Imagine que um dos sócios de uma empresa comete falta grave, mas o contrato social não estabelece como lidar com essa questão. Considerando que a sociedade possua um Estatuto que define regras claras, inclusive sobre a exclusão de sócios, seria possível a empresa excluir este sócio com base neste documento e sem intervenção judicial?
Em fevereiro deste ano a 3ª Turma do Superior Tribunal de Justiça (STJ) entendeu que, sim, é possível a exclusão extrajudicial de sócio com base em documento – Estatuto – mesmo que o contrato social não preveja esta possibilidade.
A decisão do REsp 2170665/DF teve grande repercussão, tanto no meio jurídico quanto no meio empresarial, porque estabeleceu novos parâmetros para a governança das sociedades empresariais, principalmente sobre a gestão de conflitos internos.
Tudo começou porque um sócio foi excluído de uma sociedade limitada por falta grave. No entanto, a exclusão sem a intervenção judicial não estava prevista no contrato social da empresa. Diante disso, o sócio excluído recorreu à Justiça, alegando que, conforme artigo 1085 do Código Civil, a exclusão extrajudicial só seria válida se houvesse uma cláusula expressa no contrato social da empresa, o que não era o caso.
Porém, antes da exclusão, todos os sócios celebraram um documento chamado “Estatuto” que, embora não tenha sito registrado na Junca Comercial, foi assinado por todos, inclusive pelo sócio excluído.

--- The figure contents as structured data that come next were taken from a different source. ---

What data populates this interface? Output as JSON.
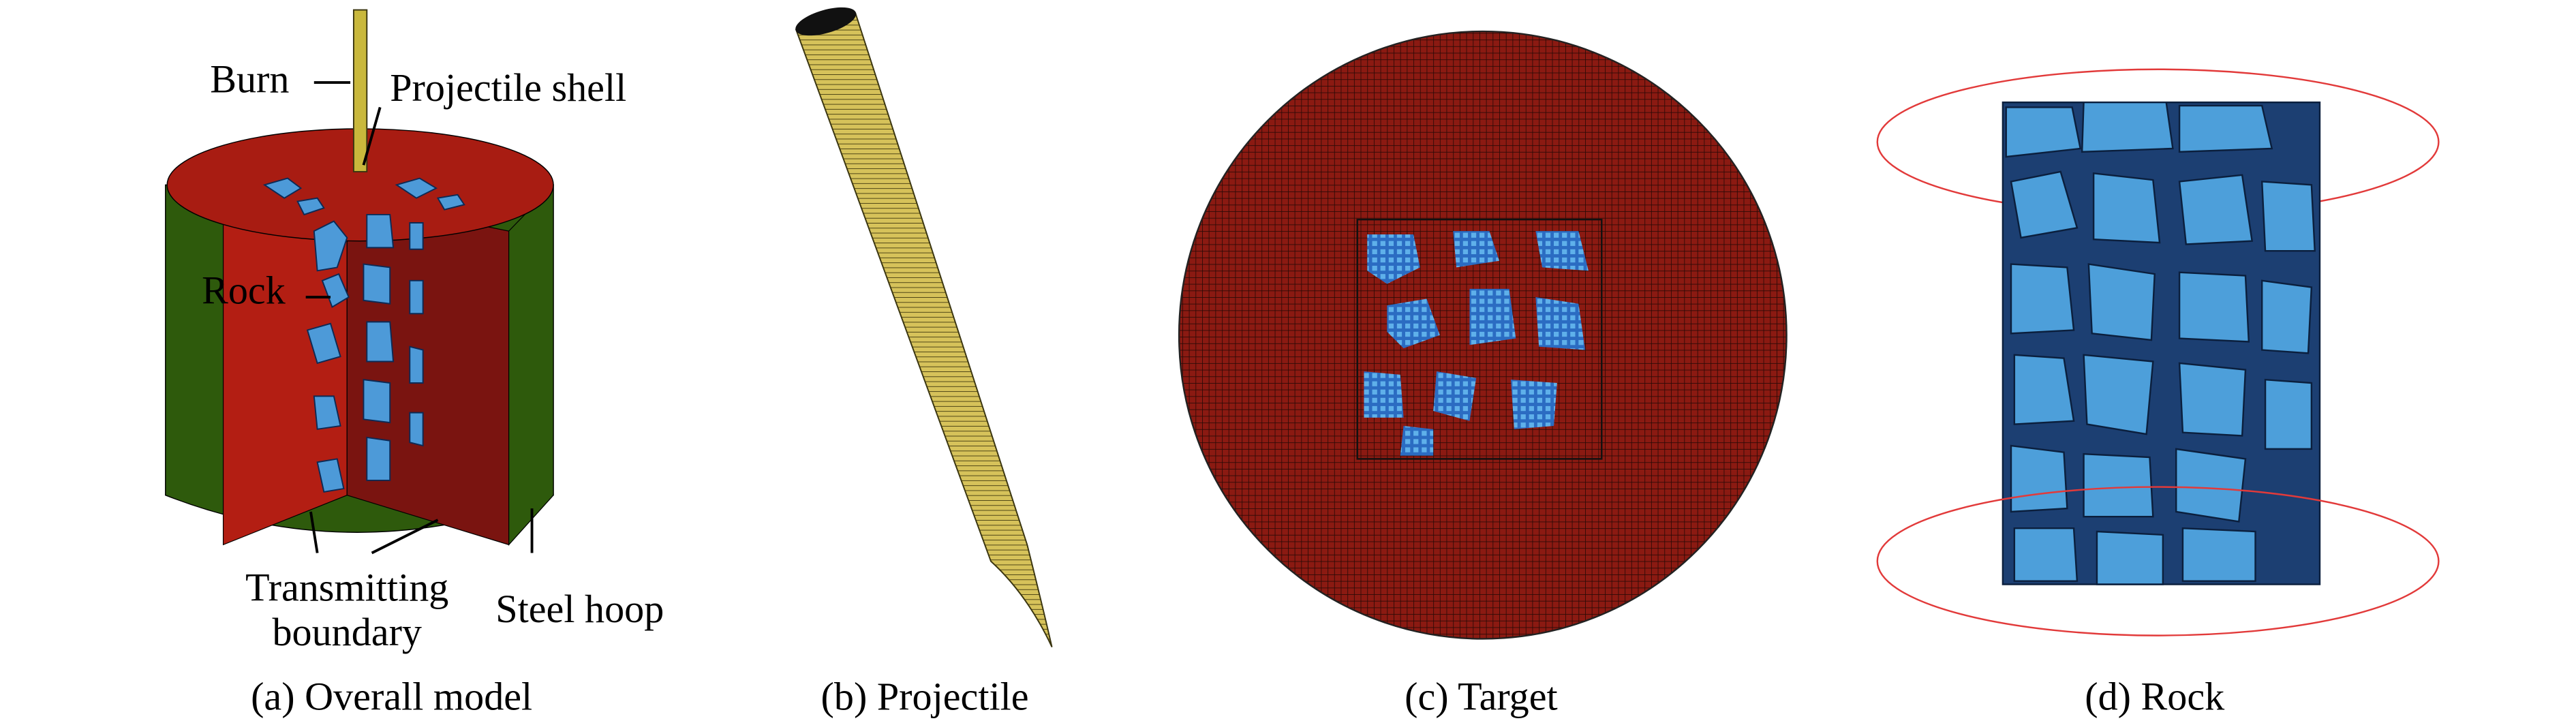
{
  "panels": [
    {
      "caption": "(a) Overall model",
      "annotations": {
        "burn": "Burn",
        "projectile_shell": "Projectile shell",
        "rock": "Rock",
        "transmitting_boundary": [
          "Transmitting",
          "boundary"
        ],
        "steel_hoop": "Steel hoop"
      }
    },
    {
      "caption": "(b) Projectile"
    },
    {
      "caption": "(c) Target"
    },
    {
      "caption": "(d) Rock"
    }
  ]
}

Esse estatuto estabelece, entre outros pontos, regras claras para exclusão de sócios e, conforme o entendimento do relator, Min. Ricardo Villas Bôas Cueva, esse documento poderia ser considerado um aditamento ao contrato social.
Um argumento interessante trazido pelo sócio excluído se pautava na ideia de que este “Estatuto” teria natureza de “Acordo de Sócios” e não uma modificação do contrato social, sendo portanto um documento “parassocial” e, por isso, não tem o mesmo peso jurídico que o contrato social.

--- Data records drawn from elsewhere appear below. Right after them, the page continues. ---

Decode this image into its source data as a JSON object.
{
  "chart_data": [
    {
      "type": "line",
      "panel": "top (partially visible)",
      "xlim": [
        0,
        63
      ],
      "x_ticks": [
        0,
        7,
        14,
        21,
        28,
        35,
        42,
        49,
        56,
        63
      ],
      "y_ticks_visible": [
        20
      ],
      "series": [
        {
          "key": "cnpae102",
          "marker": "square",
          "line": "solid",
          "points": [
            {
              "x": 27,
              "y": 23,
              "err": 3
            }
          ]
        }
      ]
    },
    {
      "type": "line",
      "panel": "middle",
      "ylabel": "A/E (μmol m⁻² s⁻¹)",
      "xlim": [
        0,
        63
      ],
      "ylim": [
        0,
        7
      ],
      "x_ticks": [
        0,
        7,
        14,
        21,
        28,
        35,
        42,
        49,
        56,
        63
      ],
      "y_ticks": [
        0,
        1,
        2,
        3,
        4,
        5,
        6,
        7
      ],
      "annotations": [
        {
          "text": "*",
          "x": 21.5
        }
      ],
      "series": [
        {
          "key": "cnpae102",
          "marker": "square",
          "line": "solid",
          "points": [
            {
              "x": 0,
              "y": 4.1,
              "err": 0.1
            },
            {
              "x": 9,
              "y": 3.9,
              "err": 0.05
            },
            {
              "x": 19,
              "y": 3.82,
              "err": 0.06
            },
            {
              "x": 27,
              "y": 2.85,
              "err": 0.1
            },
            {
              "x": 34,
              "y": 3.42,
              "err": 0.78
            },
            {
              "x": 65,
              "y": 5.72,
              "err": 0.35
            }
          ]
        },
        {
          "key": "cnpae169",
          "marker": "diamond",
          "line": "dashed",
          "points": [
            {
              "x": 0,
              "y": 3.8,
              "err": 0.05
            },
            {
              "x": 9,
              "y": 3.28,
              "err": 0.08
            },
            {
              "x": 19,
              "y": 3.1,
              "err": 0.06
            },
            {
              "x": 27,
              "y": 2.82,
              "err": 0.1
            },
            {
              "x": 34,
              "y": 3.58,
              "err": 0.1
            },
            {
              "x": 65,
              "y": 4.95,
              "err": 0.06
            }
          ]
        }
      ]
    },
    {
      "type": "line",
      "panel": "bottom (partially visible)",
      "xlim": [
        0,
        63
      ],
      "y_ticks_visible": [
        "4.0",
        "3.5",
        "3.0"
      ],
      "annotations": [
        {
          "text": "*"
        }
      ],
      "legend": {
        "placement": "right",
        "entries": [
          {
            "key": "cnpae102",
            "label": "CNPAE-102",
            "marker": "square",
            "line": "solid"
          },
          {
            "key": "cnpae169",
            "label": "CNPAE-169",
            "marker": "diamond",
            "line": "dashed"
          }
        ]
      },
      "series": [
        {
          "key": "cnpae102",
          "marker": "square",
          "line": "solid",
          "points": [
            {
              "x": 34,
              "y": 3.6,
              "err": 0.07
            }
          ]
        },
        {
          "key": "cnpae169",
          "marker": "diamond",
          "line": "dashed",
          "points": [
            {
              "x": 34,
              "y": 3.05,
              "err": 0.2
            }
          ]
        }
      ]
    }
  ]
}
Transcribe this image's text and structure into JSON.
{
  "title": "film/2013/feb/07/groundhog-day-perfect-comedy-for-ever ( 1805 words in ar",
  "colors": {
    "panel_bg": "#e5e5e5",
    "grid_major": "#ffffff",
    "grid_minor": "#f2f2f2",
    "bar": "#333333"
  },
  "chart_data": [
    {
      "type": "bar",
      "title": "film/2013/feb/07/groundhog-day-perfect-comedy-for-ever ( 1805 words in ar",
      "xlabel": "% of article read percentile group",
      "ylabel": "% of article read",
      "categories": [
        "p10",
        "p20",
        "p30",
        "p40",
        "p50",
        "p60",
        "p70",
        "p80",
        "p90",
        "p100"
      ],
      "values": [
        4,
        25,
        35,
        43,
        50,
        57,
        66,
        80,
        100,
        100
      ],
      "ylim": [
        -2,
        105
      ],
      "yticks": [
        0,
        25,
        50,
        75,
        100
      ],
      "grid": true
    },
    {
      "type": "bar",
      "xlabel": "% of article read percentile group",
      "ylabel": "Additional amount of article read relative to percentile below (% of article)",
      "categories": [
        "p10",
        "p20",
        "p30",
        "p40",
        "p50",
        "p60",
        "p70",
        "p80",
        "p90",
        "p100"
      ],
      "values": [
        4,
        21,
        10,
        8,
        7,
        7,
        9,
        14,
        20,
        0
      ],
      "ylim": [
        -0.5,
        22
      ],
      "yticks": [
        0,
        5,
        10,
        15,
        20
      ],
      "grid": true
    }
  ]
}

É fato que a diferenciação entre um contrato social e um acordo de sócios nem sempre é simples, mas, no caso em tela, o STJ entendeu que este estatuto tratava de matérias típicas de um contrato social, estruturando e regulando a vida social e não somente os interesses particulares dos sócios, de modo que não faria sentido entende-lo como um acordo de sócios.

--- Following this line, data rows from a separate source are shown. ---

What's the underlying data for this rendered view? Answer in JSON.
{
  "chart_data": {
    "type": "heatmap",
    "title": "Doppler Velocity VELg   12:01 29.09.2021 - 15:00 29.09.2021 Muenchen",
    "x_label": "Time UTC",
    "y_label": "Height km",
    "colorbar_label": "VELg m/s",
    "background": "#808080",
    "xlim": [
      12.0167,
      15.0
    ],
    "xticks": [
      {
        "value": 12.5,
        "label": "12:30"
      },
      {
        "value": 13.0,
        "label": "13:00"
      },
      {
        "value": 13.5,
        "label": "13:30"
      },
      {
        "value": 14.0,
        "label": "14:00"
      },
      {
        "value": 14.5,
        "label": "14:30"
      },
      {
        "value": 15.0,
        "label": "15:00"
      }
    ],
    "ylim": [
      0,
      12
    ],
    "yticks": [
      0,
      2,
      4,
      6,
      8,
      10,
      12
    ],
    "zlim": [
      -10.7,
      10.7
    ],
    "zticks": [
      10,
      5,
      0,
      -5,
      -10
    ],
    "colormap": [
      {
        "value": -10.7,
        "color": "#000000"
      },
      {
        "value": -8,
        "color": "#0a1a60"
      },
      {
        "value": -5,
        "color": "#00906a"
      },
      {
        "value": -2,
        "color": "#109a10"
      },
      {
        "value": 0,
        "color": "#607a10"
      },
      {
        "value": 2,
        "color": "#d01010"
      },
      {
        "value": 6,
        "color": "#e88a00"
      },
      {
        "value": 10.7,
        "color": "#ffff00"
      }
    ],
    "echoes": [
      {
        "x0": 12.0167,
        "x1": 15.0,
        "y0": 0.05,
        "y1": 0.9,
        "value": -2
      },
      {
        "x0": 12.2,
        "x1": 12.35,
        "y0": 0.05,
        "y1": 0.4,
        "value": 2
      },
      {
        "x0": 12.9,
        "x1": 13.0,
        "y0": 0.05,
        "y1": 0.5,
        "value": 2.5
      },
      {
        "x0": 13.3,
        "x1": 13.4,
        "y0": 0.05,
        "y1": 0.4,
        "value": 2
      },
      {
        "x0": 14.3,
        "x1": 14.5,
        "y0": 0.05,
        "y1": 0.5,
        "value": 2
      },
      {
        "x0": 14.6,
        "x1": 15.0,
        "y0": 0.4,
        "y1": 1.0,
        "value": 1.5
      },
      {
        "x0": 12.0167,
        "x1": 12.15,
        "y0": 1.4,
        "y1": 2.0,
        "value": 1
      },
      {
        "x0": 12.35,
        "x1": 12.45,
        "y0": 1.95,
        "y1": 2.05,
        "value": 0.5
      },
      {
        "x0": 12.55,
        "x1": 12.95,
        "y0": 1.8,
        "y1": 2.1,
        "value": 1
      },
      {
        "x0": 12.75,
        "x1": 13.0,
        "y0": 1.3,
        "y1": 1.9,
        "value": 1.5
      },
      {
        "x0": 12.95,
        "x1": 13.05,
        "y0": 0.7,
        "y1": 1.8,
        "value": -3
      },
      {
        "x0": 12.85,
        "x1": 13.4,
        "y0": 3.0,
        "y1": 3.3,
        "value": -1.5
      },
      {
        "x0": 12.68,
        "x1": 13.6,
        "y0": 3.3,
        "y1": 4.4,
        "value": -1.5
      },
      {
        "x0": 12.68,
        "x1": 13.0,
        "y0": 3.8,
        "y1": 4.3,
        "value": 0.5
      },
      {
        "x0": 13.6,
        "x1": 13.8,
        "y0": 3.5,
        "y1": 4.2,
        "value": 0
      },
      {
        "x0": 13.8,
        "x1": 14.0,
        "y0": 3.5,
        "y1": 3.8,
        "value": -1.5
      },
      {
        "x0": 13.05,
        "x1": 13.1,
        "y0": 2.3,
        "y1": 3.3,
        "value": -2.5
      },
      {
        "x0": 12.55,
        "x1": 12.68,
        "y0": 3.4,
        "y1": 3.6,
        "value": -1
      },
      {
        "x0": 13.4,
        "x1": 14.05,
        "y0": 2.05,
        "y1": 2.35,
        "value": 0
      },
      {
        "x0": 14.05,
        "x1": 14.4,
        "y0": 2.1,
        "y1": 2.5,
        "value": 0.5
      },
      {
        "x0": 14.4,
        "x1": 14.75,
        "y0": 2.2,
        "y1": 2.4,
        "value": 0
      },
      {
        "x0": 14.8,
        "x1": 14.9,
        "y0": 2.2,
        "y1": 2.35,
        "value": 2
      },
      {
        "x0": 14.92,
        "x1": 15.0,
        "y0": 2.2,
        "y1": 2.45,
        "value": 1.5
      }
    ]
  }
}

Se fôssemos seguir a lógica do sócio excluído, seria um acordo entre sócios, mas com clausulas inválidas, já que elas não podem ir contra o que está estabelecido no contrato social. No entanto, essa interpretação não leva em consideração a dinâmica real do negócio.
De acordo com a Corte, não faria sentido que os sócios, ao constituírem a sociedade, firmassem contrato social e , em seguida, elaborassem um acordo contrário a ele.
A interpretação mais lógica seria de que o Estatuto buscava apenas complementar as disposições do contrato, refletindo a vontade de todos os sócios de regulamentar de forma mais detalhada a convivência empresarial.
Dessa forma, o STJ concluiu que a exclusão extrajudicial de um sócio poderia ocorrer com base neste Estatuto, mesmo sem registro formal, desde que o documento fosse assinado por todos os sócios e estabelece claramente as condições para a exclusão.
Ou seja, ao assinarem o estatuto os sócios demonstraram ciência e concordância com suas disposições, conferindo ao documento validade entre as pares e produzindo efeitos imediatos.
A decisão do SJT traz uma nova perspectiva para as sociedades limitadas, especialmente no que diz respeito à gestão e resolução de conflitos internos. Ela reforça a importância de um bom planejamento e documentação entre os sócios, com a formalização de acordos claros sobre a operação da sociedade e as regras de convivência.
A possibilidade de resolver questões como a exclusão de um sócio sem recorrer ao Judiciario desse que haja documentos internos definindo tais regras, pode acelerar a resolução de conflitos, evitar que disputas se tornem mais complexas e exijam a intervenção judicial e prevenir lacunas que possam gerar impasses futuros.
Em um ambiente corporativo dinâmico, ter um bom jurídico te apoiando desde o início pode te ajudar a ter flexibilidade e clareza nas regras internas, que são fundamentais para o bom funcionamento e prosperidade da sociedade.